Theater and drama feature prominently also in another section (“Responding”), which seems the least obvious in this otherwise precise structure of the volume. Responding to the images of suffering (whether true or performed on the stage) would be compassion in its essence, so it does sound promising. However, the chapters paired here focus on literary works as such, not the audience, actual or intended. Elisabetta Tarantino engagingly explores limits of compassion as presented in Shakespeare’s Twelfth Night and Eric Langley provides an essay on how the use of the Lucretius’s topos serves as a test for a compassionate imagination.
The sixth section focuses on “Giving” and offers insightful analyses of post-Reformation problems with deeds of charity. Toria Johnson in her comparative reading of the medieval morality play Everyman and Shakespeare’s King Lear convincingly argues that Protestant Reformation, which had denied the penitential value of charity, reimagined it as an expression of common humanity. However, “giving” still required theological justification, which could not have been provided by sola fides principle. In her excellent contribution, Rebecca Tomlin, by investigating alms-gathering licenses from St. Botolph’s, Aldgate between c.1580–1600, examines institutional structures of the practice of almsgiving and shows how spiritual motivations of the charity merge with ideas of restoring social and economic orders.

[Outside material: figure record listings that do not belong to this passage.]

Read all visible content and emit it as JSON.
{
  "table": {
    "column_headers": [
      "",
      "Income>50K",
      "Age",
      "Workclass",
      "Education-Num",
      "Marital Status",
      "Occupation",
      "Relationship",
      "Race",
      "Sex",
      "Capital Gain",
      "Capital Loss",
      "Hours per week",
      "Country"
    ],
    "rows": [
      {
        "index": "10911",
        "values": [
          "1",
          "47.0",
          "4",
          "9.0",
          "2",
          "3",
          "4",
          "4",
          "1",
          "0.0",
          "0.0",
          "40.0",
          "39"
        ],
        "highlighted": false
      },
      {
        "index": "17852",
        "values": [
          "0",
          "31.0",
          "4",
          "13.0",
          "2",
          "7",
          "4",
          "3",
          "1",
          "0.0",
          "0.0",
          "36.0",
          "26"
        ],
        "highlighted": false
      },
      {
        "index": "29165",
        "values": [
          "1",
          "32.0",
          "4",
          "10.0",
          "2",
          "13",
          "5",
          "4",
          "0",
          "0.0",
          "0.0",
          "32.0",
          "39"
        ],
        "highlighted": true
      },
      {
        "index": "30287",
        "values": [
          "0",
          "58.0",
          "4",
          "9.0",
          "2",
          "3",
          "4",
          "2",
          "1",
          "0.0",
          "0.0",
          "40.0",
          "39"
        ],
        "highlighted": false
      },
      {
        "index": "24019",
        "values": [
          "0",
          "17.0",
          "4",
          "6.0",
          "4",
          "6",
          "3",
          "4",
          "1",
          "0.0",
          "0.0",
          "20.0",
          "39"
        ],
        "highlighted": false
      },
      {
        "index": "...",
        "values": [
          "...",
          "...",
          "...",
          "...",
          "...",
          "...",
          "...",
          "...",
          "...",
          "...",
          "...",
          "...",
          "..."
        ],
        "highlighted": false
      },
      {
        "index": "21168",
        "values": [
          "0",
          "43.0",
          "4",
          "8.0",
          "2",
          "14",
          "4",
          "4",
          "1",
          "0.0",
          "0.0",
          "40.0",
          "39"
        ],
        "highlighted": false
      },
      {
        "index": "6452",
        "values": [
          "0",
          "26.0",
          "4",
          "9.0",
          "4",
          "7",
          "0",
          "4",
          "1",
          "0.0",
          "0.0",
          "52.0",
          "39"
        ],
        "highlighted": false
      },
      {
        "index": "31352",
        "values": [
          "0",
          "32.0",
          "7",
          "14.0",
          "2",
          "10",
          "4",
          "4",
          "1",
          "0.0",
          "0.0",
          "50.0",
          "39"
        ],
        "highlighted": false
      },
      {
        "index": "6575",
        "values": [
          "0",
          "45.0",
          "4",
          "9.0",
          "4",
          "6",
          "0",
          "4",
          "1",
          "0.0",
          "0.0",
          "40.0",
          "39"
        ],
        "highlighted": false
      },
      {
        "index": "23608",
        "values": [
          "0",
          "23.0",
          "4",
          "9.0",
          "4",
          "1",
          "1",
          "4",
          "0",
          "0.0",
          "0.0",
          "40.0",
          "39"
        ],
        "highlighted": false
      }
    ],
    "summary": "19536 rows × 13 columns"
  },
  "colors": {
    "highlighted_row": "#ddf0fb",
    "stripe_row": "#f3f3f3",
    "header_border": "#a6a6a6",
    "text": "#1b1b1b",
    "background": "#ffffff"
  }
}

The boundaries of compassion and ways to cross them are also the subject of chapters paired in the section “Racializing.” Matthew Goldmark brilliantly analyzes the paternalistic-colonial rhetorical strategies of Bartolomé de Las Casas in his famous Brevísima relación de la destrucción de las Indias, intended to motivate Philip ii to pity and intervene on behalf of the Indigenous American population. John D. Staines interestingly explores the ways in which the sympathetic relationship between the black protagonist of Aphra Behn’s novel Oroonoko, or The Royal Slave (1688) and the narrator is formed and how it becomes limited.
The last section (by Steenbergh) serves as conclusion, emphasizing once again the pivotal role of the Reformation, but also offering the perspective of a post-humanist pondering on compassion extended to non-human others.
Chapters on the tension between Stoic and Christian approaches to compassion, its physiological interpretations rooted in humoral medicine, the post-Reformation search for a theologically satisfying concept of works of charity, and on the limits of compassion and their transgression account among the best in this valuable volume. What comes as surprise, however, is the almost complete omission of the issue of religious persecution and martyrdom for the faith. The matter is only mentioned in the context of solidarity with suffering co-religionists, but the issue deserves more attention, as it has more intriguing aspects, such as compassion (towards a community threatened with heresy or an individual whose soul is at risk of damnation) as a paradoxical motivation for religious violence.
Overall, the volume is a valuable contribution on a timely topic, whose relevance—as it is convincingly argued—seems pressing not only from the academic perspective of the cultural history of emotions.